Monday, May 09, 2016

FDA - Regulates E-Cigarettes

"Skyrocketing teen use of e-cigarettes leads to new regulations" PBS NewsHour 5/5/2016


SUMMARY:  The Food and Drug Administration will begin regulating e-cigarettes and cigars the same way it regulates cigarettes and smokeless tobacco.  About 2.5 million high school students or middle schoolers vaped at least once in the last month; now e-cigarettes can no longer be sold to people under 18.  Hari Sreenivasan talks to Mitch Zeller of the FDA for more on the new policy.

HARI SREENIVASAN (NewsHour):  There'll be no more e-cigarette and cigar sales to people under the age of 18.  Federal oversight of the growing industry was announced today by the Food and Drug Administration.


HARI SREENIVASAN:  They've been around since 2006, but until now, they were largely un-regulated.  E-cigarettes turn nicotine into an inhalable liquid vapor, but without the tobacco in regular cigarettes.

WOMAN:  With blue e-cigs there's no tobacco only vapor.

HARI SREENIVASAN:  Ads for the products tout benefits, using celebrity endorsements, like this one from actress Jenny McCarthy.   In fact, there's no scientific consensus on benefits, or potential harm.

But Health and Human Services Secretary Sylvia Burwell says the industry will now be regulated, citing its rapid growth among teens.

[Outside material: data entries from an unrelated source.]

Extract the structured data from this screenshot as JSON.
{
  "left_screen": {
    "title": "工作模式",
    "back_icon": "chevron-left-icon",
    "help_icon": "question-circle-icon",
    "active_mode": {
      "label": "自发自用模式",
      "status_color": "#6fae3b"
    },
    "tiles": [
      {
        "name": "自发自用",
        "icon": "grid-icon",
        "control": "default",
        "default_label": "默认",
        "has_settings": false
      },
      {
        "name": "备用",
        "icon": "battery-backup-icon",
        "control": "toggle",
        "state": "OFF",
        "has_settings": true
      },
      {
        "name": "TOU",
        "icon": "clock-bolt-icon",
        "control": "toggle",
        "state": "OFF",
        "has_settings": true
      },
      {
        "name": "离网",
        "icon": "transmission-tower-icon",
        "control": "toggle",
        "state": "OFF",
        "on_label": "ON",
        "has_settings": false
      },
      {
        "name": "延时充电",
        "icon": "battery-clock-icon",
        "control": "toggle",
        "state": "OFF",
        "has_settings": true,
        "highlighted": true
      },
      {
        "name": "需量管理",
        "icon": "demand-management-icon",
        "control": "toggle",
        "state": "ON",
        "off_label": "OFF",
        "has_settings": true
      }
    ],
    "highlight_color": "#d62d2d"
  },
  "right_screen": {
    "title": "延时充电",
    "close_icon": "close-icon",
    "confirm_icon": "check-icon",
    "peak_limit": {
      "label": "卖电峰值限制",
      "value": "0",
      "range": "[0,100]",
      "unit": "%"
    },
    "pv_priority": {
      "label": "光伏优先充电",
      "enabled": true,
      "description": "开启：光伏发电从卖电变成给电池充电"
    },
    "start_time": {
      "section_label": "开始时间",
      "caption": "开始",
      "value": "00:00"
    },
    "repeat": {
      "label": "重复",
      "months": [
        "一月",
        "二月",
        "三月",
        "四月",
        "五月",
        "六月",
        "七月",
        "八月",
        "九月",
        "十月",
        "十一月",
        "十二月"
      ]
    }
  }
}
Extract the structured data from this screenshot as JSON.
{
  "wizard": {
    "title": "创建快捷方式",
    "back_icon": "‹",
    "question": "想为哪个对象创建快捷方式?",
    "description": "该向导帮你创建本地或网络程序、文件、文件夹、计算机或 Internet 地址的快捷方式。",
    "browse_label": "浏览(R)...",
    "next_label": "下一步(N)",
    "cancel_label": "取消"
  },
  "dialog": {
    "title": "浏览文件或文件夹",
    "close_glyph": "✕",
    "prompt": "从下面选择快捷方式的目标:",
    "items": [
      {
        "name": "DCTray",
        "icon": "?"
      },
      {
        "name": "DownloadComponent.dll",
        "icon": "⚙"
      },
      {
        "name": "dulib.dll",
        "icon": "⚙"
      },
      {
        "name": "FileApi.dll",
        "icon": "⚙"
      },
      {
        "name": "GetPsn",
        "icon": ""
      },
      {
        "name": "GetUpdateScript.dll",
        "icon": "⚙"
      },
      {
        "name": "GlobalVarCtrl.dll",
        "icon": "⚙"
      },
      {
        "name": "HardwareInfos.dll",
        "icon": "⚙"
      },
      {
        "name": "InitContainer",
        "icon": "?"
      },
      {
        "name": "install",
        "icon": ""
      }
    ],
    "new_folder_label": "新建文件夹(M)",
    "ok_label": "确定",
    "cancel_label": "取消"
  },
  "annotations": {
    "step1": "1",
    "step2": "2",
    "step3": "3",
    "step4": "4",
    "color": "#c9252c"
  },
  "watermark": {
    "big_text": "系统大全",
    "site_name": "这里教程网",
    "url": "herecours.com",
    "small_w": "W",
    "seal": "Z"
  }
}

SYLVIA BURWELL, Secretary of Health and Human Services:  Between 2011 and 2015, the percentage of high school students who smoke e-cigarettes has skyrocketed over 900 percent.  Meanwhile, hookah usage has risen significantly among young people and cigar smoking continues to be a problem among high schoolers.  Together, that means millions of kids are being introduced to nicotine every year, a new generation hooked on a highly addictive chemical.

HARI SREENIVASAN:  Manufacturers, many of them small companies, will have to undergo a lengthy federal review in order to stay on the market.

In response, Gregory Conley, president of the American Vaping Association, said today, quote, “If the FDA's rule is not changed by Congress or the courts, thousands of small businesses will close in two to three years.”

House Republicans (bough and paid for, my comment) have their own answer, a bill to curb retroactive safety reviews for e-cigarettes and cigars.